Do NOT redefine base methods like that!

I believe it’s fixed on master so you should check if this part of the problem is fixed for you there. I’m 90% sure that the corresponding PR is already scheduled to be backported to 0.5.

Yichao,

Veering a bit off-topic, I’m wondering about your advice not to modify Base as in my previous code snippet. Here is a different snippet intended to make the code simultaneously compatible with 0.4.6 and 0.5+ Is this also inadvisable, and if so, why? It seems to work.

Thanks,
Steve

if VERSION < v"0.5"
    typealias String ASCIIString
    identity(s::String) = copy(s)
    import Base.SparseMatrix.CHOLMOD.change_factor!
    import Base.SparseMatrix.normestinv
else    
    import Base.SparseArrays.CHOLMOD.change_factor!
    import Base.SparseArrays.normestinv
end

@yuyichao Why not? Also, there is no redefinition going on there - it is simply adding more specific optimized methods.
@Stephen_Vavasis Could the code already have been compiled with the less efficient definition from base/operators.jl? (i.e. shades of #265 raising it’s head)

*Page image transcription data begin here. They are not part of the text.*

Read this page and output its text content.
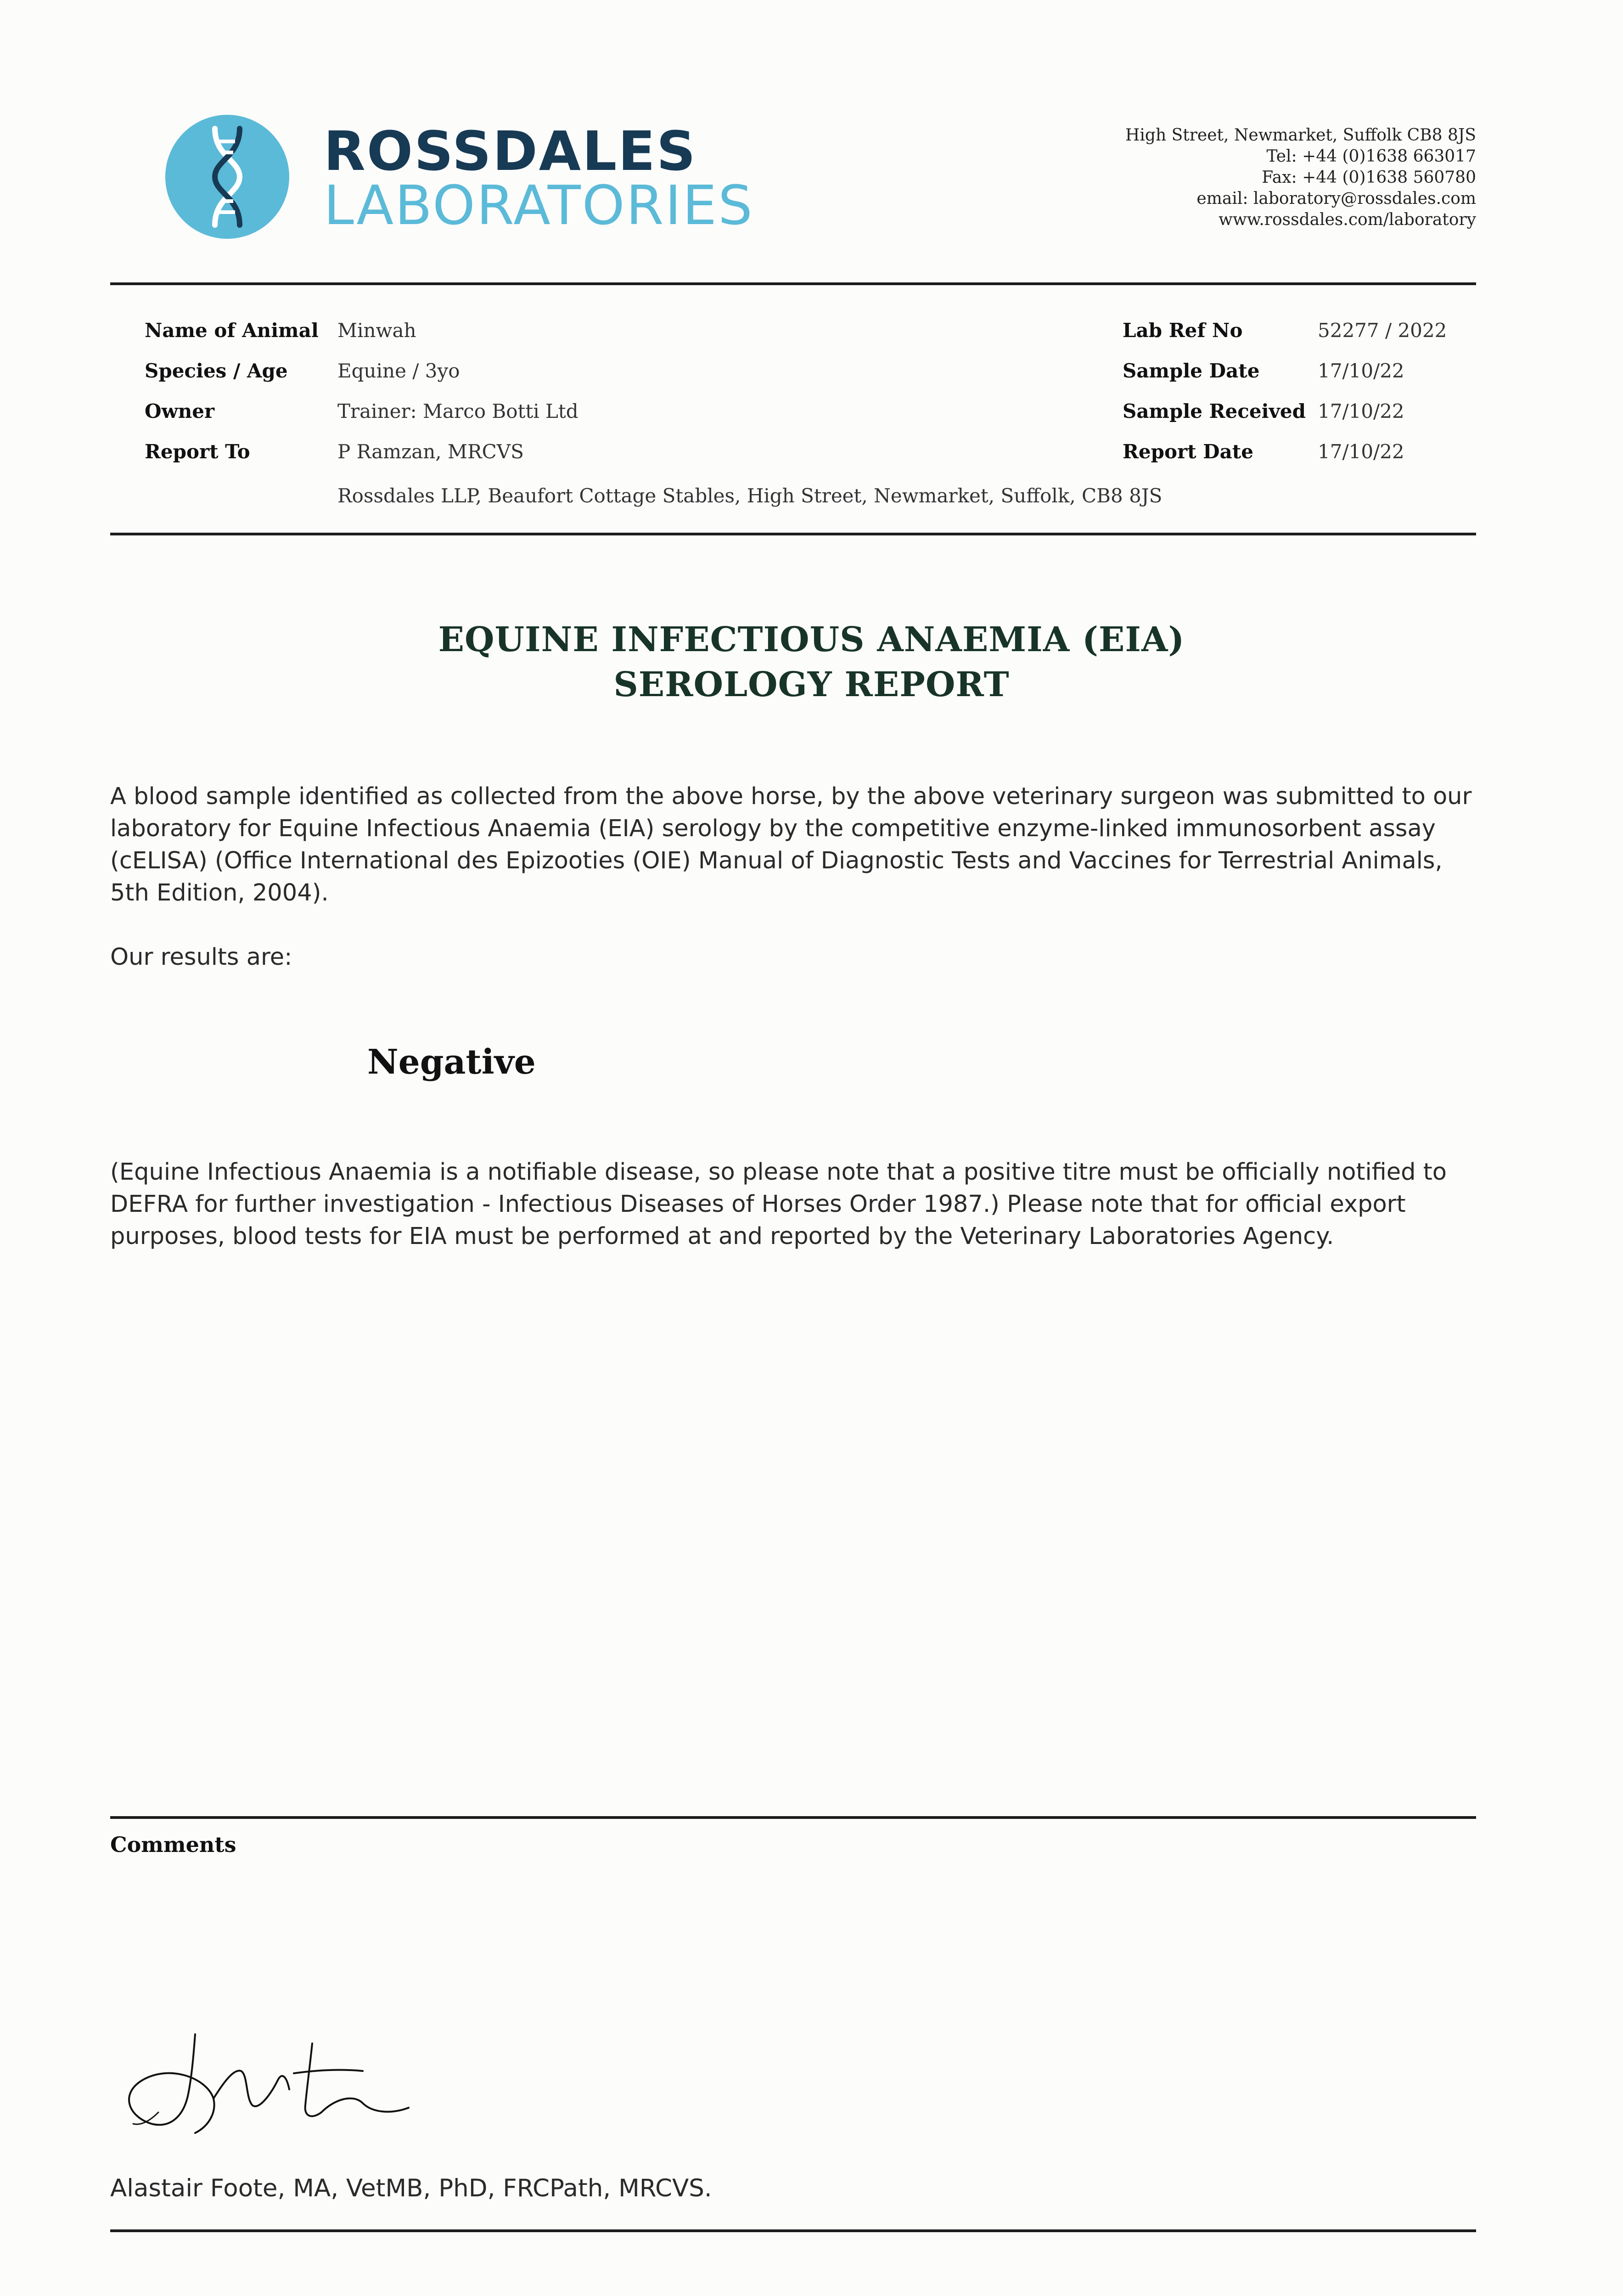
ROSSDALES
LABORATORIES
High Street, Newmarket, Suffolk CB8 8JS
Tel: +44 (0)1638 663017
Fax: +44 (0)1638 560780
email: laboratory@rossdales.com
www.rossdales.com/laboratory
Name of Animal Minwah
Species / Age	Equine / 3yo
Owner	Trainer: Marco Botti Ltd
Report To	P Ramzan, MRCVS
Rossdales LLP, Beaufort Cottage Stables, High Street, Newmarket, Suffolk, CB8 8JS
Lab Ref No	52277 / 2022
Sample Date	17/10/22
Sample Received 17/10/22
Report Date	17/10/22
EQUINE INFECTIOUS ANAEMIA (EIA)
SEROLOGY REPORT
A blood sample identified as collected from the above horse, by the above veterinary surgeon was submitted to our laboratory for Equine Infectious Anaemia (EIA) serology by the competitive enzyme-linked immunosorbent assay (cELISA) (Office International des Epizooties (OIE) Manual of Diagnostic Tests and Vaccines for Terrestrial Animals, 5th Edition, 2004).
Our results are:
Negative
(Equine Infectious Anaemia is a notifiable disease, so please note that a positive titre must be officially notified to DEFRA for further investigation - Infectious Diseases of Horses Order 1987.) Please note that for official export purposes, blood tests for EIA must be performed at and reported by the Veterinary Laboratories Agency.
Comments
Alastair Foote, MA, VetMB, PhD, FRCPath, MRCVS.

I would agree that it’s not normally a good idea to redefine things in Base (although in some cases, like to fix a bug, it’s the only way, such as the long-standing bug in cmp() I found recently), but extending functions in Base is very Julian.

@ScottPJones,

How can I determine whether the code is already compiled with the less efficient definition? And how can I prevent it?

– Steve

This should not be necessary. identity(::String) should do exactly the same thing as copy(::String) at least on 0.4.

And other than the identity definition, the rest only introduce changes in your local namespace and is therefore ok. All of them are handled by Compat.jl so it’s usually better to use the package instead though.

How would that work in v0.4.x, as the old abstract String was already deprecated by then, and the new concrete type String wasn’t added until v0.5.x.

julia> VERSION
v"0.4.7"
julia> String
WARNING: Base.String is deprecated, use AbstractString instead.
likely near no file:0

That I don’t know how to do at the moment. I’m starting to think that because of #265, we may wait until v0.6 is out (and at least as a bug-fix release) and jump to that, skipping v0.5.x entirely. (We are currently deploying on v0.4.7)

Determining which definition is used where would likely be a painful adventure with code_llvm.

Prevention may be easier, if you modify the base implementation rather than trying to overwrite it.

  1. replace the offending line in ${INSTALLDIR}/share/julia/base/operators.jl :
    to_indexes(i1, I...) = (to_index(i1), to_indexes(I...)...)
with the version from master
    to_indexes(i1, I...) = (@_inline_meta; (to_index(i1), to_indexes(I...)...))
(save a pristine copy if you want to be careful)
  1. build a custom version of sysimg.[so|dll] (see under internals in the manual).
  2. try your code, starting with
julia --sysimage ${wherever_you_saved_trial_sysimg}

(I hope this approach meets with @yuyichao’s approval.)